As of March 31, 2013, capital ratios were as follows: Tier 1 Risk-Based of 14.3 percent; Tier 1 Leverage of 9.7 percent; Total Risk-Based of 15.9 percent; Tier 1 Common Risk-Based of 8.9 percent; and, Tangible Equity-to-Assets of 8.5 percent.
“We know that challenges remain as the economy continues to struggle and interest rates are at record lows,” Tallent continued. “Our focus is on growing net interest revenue by growing loans in a prudent and balanced manner, and pursuing opportunities to grow mortgage and advisory services market share. The environment forces us to be more efficient and work smarter to achieve our goals, and this team is fully committed and up to the challenge. We do expect continued improvement in credit measures that will translate into lower charge-off and provisioning levels.”
Tallent concluded, “We constantly look for ways to improve our financial performance by growing our business and improving operating efficiency, all while maintaining the best customer satisfaction scores in the industry. We remain firmly committed to improving our financial results while delivering the best banking experience and growing shareholder value.”
Conference Call
United will hold a conference call today, Thursday, April 25, 2013, at 11 a.m. ET to discuss the contents of this news release and to share business highlights for the quarter. To access the call, dial (877) 380-5665 and use the conference number 31826472. The conference call also will be webcast and can be accessed by selecting ‘Calendar of Events’ within the Investor Relations section of United’s website at www.ucbi.com.
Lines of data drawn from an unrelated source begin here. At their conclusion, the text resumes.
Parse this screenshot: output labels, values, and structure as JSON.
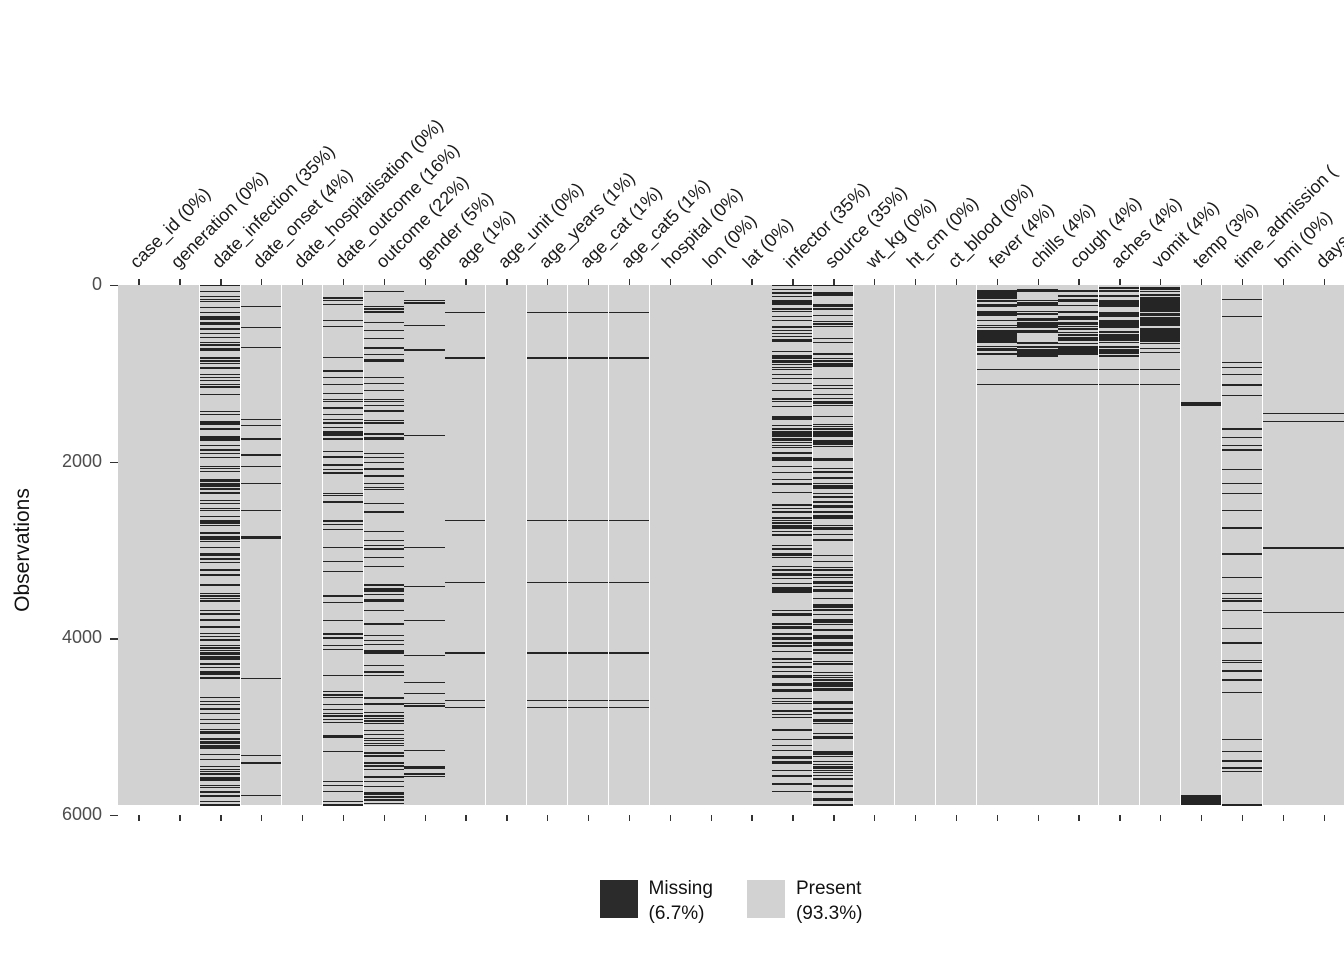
{
  "chart_data": {
    "type": "heatmap",
    "subtype": "missing-data-matrix",
    "ylabel": "Observations",
    "y_ticks": [
      0,
      2000,
      4000,
      6000
    ],
    "y_max": 6000,
    "n_observations": 5888,
    "grid": false,
    "legend_position": "bottom",
    "colors": {
      "present": "#d2d2d2",
      "missing": "#252525"
    },
    "legend": [
      {
        "label": "Missing",
        "percent": "(6.7%)",
        "swatch": "#2b2b2b"
      },
      {
        "label": "Present",
        "percent": "(93.3%)",
        "swatch": "#d2d2d2"
      }
    ],
    "columns": [
      {
        "label": "case_id (0%)",
        "missing_pct": 0,
        "pattern": {}
      },
      {
        "label": "generation (0%)",
        "missing_pct": 0,
        "pattern": {}
      },
      {
        "label": "date_infection (35%)",
        "missing_pct": 35,
        "pattern": {
          "density": 0.35
        }
      },
      {
        "label": "date_onset (4%)",
        "missing_pct": 4,
        "pattern": {
          "density": 0.045
        }
      },
      {
        "label": "date_hospitalisation (0%)",
        "missing_pct": 0,
        "pattern": {}
      },
      {
        "label": "date_outcome (16%)",
        "missing_pct": 16,
        "pattern": {
          "density": 0.16
        }
      },
      {
        "label": "outcome (22%)",
        "missing_pct": 22,
        "pattern": {
          "density": 0.22
        }
      },
      {
        "label": "gender (5%)",
        "missing_pct": 5,
        "pattern": {
          "density": 0.05
        }
      },
      {
        "label": "age (1%)",
        "missing_pct": 1,
        "pattern": {
          "rows": [
            300,
            820,
            2660,
            3360,
            4160,
            4700,
            4780
          ]
        }
      },
      {
        "label": "age_unit (0%)",
        "missing_pct": 0,
        "pattern": {}
      },
      {
        "label": "age_years (1%)",
        "missing_pct": 1,
        "pattern": {
          "rows": [
            300,
            820,
            2660,
            3360,
            4160,
            4700,
            4780
          ]
        }
      },
      {
        "label": "age_cat (1%)",
        "missing_pct": 1,
        "pattern": {
          "rows": [
            300,
            820,
            2660,
            3360,
            4160,
            4700,
            4780
          ]
        }
      },
      {
        "label": "age_cat5 (1%)",
        "missing_pct": 1,
        "pattern": {
          "rows": [
            300,
            820,
            2660,
            3360,
            4160,
            4700,
            4780
          ]
        }
      },
      {
        "label": "hospital (0%)",
        "missing_pct": 0,
        "pattern": {}
      },
      {
        "label": "lon (0%)",
        "missing_pct": 0,
        "pattern": {}
      },
      {
        "label": "lat (0%)",
        "missing_pct": 0,
        "pattern": {}
      },
      {
        "label": "infector (35%)",
        "missing_pct": 35,
        "pattern": {
          "density": 0.35
        }
      },
      {
        "label": "source (35%)",
        "missing_pct": 35,
        "pattern": {
          "density": 0.35
        }
      },
      {
        "label": "wt_kg (0%)",
        "missing_pct": 0,
        "pattern": {}
      },
      {
        "label": "ht_cm (0%)",
        "missing_pct": 0,
        "pattern": {}
      },
      {
        "label": "ct_blood (0%)",
        "missing_pct": 0,
        "pattern": {}
      },
      {
        "label": "fever (4%)",
        "missing_pct": 4,
        "pattern": {
          "bands": [
            {
              "from": 20,
              "to": 800,
              "density": 0.6
            }
          ],
          "rows": [
            950,
            1120
          ]
        }
      },
      {
        "label": "chills (4%)",
        "missing_pct": 4,
        "pattern": {
          "bands": [
            {
              "from": 20,
              "to": 800,
              "density": 0.6
            }
          ],
          "rows": [
            950,
            1120
          ]
        }
      },
      {
        "label": "cough (4%)",
        "missing_pct": 4,
        "pattern": {
          "bands": [
            {
              "from": 20,
              "to": 800,
              "density": 0.6
            }
          ],
          "rows": [
            950,
            1120
          ]
        }
      },
      {
        "label": "aches (4%)",
        "missing_pct": 4,
        "pattern": {
          "bands": [
            {
              "from": 20,
              "to": 800,
              "density": 0.6
            }
          ],
          "rows": [
            950,
            1120
          ]
        }
      },
      {
        "label": "vomit (4%)",
        "missing_pct": 4,
        "pattern": {
          "bands": [
            {
              "from": 20,
              "to": 800,
              "density": 0.6
            }
          ],
          "rows": [
            950,
            1120
          ]
        }
      },
      {
        "label": "temp (3%)",
        "missing_pct": 3,
        "pattern": {
          "blocks": [
            {
              "from": 1325,
              "to": 1365
            },
            {
              "from": 5775,
              "to": 5888
            }
          ]
        }
      },
      {
        "label": "time_admission (",
        "missing_pct": null,
        "pattern": {
          "density": 0.07
        }
      },
      {
        "label": "bmi (0%)",
        "missing_pct": 0,
        "pattern": {
          "rows": [
            1450,
            1540,
            2970,
            3700
          ]
        }
      },
      {
        "label": "days_",
        "missing_pct": null,
        "pattern": {
          "rows": [
            1450,
            1540,
            2970,
            3700
          ]
        }
      }
    ]
  }
}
About United Community Banks, Inc.
Headquartered in Blairsville, United Community Banks, Inc. is the third-largest bank holding company in Georgia. United has assets of $6.8 billion and operates 103 banking offices throughout north Georgia, the Atlanta region, coastal Georgia, western North Carolina, east Tennessee and northwest South Carolina. United specializes in providing personalized community banking services to individuals and small to mid-size businesses and also offers the convenience of 24-hour access through a network of ATMs, telephone and on-line banking. United’s common stock is listed on the Nasdaq Global Select Market under the symbol UCBI. Additional information may be found at United’s website at www.ucbi.com.
Safe Harbor
This news release contains forward-looking statements, as defined by federal securities laws, including statements about United’s financial outlook and business environment. These statements are based on current expectations and are provided to assist in the understanding of future financial performance. Such performance involves risks and uncertainties that may cause actual results to differ materially from those expressed or implied in any such statements. For a discussion of some of the risks and other factors that may cause such forward-looking statements to differ materially from actual results, please refer to United’s filings with the Securities and Exchange Commission including its 2012 Annual Report on Form 10-K under the sections entitled “Forward-Looking Statements” and “Risk Factors.” Forward-looking statements speak only as of the date they are made, and we undertake no obligation to update or revise forward-looking statements.